More surprising than what Helen Keller did is what she’s not famous for, most notable among these:
…that Helen Keller was a radical socialist. She joined the Socialist party of Massachusetts in 1909…After the Russian Revolution, she sang the praises of the new communist nation…Through research she learned that blindness was not distributed randomly throughout the population but was concentrated in the lower class…[furthermore] Keller’s research was not just book learning: “I have visited sweatshops, factories, crowded slums. If I could not see it, I could smell it.” (Loewen 21-22)
It would be rhetorical of me to ask you why we don’t know this of Helen Keller when it is very plain to see that her accomplishments, though great and many, do not fall in line with traditional “free societal” values, specifically, democracy. Perhaps this is why we pay her lip service but discredit her life’s work by omitting it.
The interesting thing about omitting facts which aren’t supportive of “free society” ideologies is that those are the only consistencies between differing school districts in the U.S. The provocative thing about which is that “unlike virtually every other industrialized country, the United States has no national curriculum and no agency that services the development of classroom materials. Each of the nation’s 15,367 school districts is a kingdom unto itself…with the power to decide what its students will be taught.” (Kantrowitz and Wingert 59) This means that twin girls going to different schools in different school districts learn from two different curricula.
The inequalities only increase from here. Suppose those two girls attended two different school districts where the property values were also different. This now means that not only are they learning from two different curricula but that one of these curricula is better funded than the other. This is because our American “schools receive funds from three governmental sources – about 10 percent from the federal government, and depending on the allocation within each state, about 40 percent from the state, and 50 percent from property taxes in each district within the state.” (Eitzen and Zinn 472) The long and short of which is that the rich stay rich and the poor stay poor. By funding schools through property taxes we ensure that the price of an education between a rich neighborhood and a poor one is as different as night and day. “In New York City, per pupil spending of $10,500 is half the $21,000 per student in the Long Island suburb of Manhasset.” (Kozol 23-24) Therefore, children attending nice schools in affluent neighborhoods have better chances of going to expensive universities. Not only that, but they are also the only ones who have parents which can afford such schools.

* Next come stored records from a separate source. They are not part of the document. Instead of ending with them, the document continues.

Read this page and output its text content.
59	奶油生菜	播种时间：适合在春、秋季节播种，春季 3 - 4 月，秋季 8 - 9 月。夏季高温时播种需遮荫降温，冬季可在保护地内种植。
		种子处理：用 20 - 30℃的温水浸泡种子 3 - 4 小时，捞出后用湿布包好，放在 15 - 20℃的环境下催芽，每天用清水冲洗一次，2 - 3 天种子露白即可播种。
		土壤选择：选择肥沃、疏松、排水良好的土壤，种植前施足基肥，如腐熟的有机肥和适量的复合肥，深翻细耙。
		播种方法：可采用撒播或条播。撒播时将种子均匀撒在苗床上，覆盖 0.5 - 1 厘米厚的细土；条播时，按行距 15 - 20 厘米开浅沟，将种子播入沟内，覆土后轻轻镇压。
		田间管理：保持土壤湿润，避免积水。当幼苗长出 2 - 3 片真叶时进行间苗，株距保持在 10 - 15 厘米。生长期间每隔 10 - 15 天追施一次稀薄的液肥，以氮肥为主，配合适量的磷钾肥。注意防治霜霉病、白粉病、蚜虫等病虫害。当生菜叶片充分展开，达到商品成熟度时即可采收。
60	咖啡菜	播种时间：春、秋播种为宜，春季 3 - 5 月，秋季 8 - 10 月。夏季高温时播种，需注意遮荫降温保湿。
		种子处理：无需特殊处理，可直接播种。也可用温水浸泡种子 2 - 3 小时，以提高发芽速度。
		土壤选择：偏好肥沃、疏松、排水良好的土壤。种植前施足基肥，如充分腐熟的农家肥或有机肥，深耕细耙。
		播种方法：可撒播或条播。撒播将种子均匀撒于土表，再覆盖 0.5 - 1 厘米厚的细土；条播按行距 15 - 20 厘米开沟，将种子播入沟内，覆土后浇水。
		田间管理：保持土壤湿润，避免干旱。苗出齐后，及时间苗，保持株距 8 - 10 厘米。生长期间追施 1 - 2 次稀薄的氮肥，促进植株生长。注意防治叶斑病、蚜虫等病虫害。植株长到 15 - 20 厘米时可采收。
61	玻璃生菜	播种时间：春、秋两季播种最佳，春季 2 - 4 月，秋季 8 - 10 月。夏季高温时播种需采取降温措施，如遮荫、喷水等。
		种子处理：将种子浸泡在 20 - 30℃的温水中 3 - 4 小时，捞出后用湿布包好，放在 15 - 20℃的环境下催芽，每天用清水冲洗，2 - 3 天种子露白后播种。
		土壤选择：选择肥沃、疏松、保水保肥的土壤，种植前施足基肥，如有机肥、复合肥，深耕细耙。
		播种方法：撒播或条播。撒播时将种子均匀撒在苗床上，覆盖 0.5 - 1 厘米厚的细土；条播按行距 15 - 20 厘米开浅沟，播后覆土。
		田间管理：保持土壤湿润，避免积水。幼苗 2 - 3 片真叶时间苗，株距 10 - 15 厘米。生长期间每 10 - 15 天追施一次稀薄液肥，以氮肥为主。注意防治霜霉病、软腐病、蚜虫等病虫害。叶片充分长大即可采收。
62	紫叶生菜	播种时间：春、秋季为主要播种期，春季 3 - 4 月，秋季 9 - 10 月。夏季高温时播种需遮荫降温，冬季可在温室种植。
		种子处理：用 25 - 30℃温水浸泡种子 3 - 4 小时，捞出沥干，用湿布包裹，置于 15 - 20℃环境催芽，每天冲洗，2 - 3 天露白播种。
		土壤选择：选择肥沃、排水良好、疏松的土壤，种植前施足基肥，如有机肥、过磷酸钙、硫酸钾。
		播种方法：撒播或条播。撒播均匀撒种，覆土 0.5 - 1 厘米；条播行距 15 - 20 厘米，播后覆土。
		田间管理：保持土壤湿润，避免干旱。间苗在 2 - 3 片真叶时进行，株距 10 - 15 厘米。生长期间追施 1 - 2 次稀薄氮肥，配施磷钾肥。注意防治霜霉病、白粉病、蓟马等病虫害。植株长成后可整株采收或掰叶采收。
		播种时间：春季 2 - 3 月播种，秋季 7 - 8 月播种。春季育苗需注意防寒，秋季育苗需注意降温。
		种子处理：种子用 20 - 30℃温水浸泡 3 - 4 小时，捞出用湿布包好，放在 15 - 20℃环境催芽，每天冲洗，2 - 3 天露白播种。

So, unless I’m part of the affluent rich upper white class, I honestly can’t see why we should have public schooling at all. Nor can I see that these purposes fulfill their aims. The schools don’t allow the students to criticize anything, except for what is presented to them formally in a class. The schools don’t teach the whole truth except for when it serves their traditional free societal values and perspectives. The schools are largely supported by property taxes which further ensure the lines of stratification are not crossed. The schools just don’t work. Albeit that this is simply my opinion, if the purposes of public education are to inform without prejudice, educate without bias, and be paid for with tax dollars fairly, then they only do half the job, and a half assed job in any school only ensures an “F”.